“Vroeger wilde ik altijd zo graag met poppen spelen, maar dat mocht niet van mijn ouders. Die vonden dat ik een jongetje was, en jongetjes spelen niet met poppen.”
Laten we niet vergeten dat ik vroeger een heleboel geluk heb gehad. Ik ben bijvoorbeeld als klein kind nooit in een genderrol gedwongen. Dat deed je ook niet als ouders in de jaren ’70. Niet dat dat een bewuste keuze was, maar het kwam niet in je op. Dat is tegenwoordig wel anders, met die belachelijke roze en blauwe afdelingen in de speelgoedwinkels.
Ik had de beschikking over heel divers speelgoed. Een circus, een koffer met autootjes, een heleboel Lego om mee te bouwen, een indianentent en een heel legertje beren.
De beren waren eigenlijk een beetje mijn poppen. Dat bedenk ik nu achteraf, op het moment zelf waren het gewoon knuffelberen voor me. Maar ze hadden namen, en ik zette ze op een rijtje als ik wat belangrijks te bedenken had. Tegen ze praten heb ik geloof ik niet zo veel gedaan.

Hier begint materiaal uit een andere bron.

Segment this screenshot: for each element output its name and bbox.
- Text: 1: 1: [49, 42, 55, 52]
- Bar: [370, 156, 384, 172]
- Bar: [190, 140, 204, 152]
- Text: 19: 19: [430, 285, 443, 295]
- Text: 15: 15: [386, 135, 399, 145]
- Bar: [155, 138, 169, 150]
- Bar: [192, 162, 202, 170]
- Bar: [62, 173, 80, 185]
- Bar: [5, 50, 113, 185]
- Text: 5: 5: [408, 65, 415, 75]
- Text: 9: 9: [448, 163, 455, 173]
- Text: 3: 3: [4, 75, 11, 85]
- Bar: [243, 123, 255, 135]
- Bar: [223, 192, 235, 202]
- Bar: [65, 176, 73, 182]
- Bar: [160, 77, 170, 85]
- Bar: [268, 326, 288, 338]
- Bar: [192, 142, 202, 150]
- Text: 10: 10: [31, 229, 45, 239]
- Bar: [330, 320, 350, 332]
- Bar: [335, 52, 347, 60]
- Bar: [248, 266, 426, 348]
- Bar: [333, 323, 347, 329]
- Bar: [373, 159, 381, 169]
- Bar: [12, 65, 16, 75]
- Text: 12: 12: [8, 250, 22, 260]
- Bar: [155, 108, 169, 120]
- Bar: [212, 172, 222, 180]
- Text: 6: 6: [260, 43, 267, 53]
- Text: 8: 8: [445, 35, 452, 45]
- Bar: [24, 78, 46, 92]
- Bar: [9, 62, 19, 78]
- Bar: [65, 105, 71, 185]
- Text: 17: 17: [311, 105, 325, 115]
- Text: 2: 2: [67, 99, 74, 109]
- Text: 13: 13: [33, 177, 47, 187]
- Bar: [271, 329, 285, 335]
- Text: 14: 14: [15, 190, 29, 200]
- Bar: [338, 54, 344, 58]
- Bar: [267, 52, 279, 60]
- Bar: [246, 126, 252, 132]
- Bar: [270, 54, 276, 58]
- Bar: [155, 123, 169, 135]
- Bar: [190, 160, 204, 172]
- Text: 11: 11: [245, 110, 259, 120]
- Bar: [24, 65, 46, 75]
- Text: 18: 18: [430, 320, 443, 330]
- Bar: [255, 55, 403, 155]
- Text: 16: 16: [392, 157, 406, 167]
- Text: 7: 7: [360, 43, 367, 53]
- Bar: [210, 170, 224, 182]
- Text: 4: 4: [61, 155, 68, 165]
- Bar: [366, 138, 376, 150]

De oudste beer heette Panda. Niet zo gek, want het was een echte pandaberenknuffel. In het begin was ik er zelfs heel erg bang voor. Gelukkig ging dat snel over, waarna mijn angst omsloeg in overmoedige taalterreur. De tweede beer die ik kreeg noemde ik Pinda. De derde werd Penda, en ik was er heilig van overtuigd dat ze uit de Rotterdamse wijk Pendrecht kwam, of zelfs dat de wijk naar haar vernoemd was. Beren vier en vijf, je raadt het al, waren Punda en Ponda. Een zesde beer kwam er niet. Gelukkig maar, want je wilt geen beer die Pijnda heet. Ook mijn taalterreur had en heeft zo zijn grenzen.
Van al het speelgoed waren de Lego en de beren lange periodes favoriet. Maar het mooiste speelgoed, dat was helemaal geen speelgoed. Ik herinner me de draaiknop aan de binnenkant van de toiletdeur, de hoorn van de telefoon, het temperatuurwijzertje op de klep van de oven, en de oranje Krups keukenweegschaal aan de muur boven het aanrecht in de keuken. Dat was allemaal een beetje buiten bereik natuurlijk, want het was geen speelgoed, en daar speel je niet mee.
Er waren uitzonderingen, bijvoorbeeld de groentenzeef. Zo’n ding heet helemaal geen groentenzeef, zo’n ding heet een passe-vite. Dat staat ook al sinds mensenheugenis in het metaal van het handvat geperst.
Maar gelukkig kon ik toen nog net niet lezen.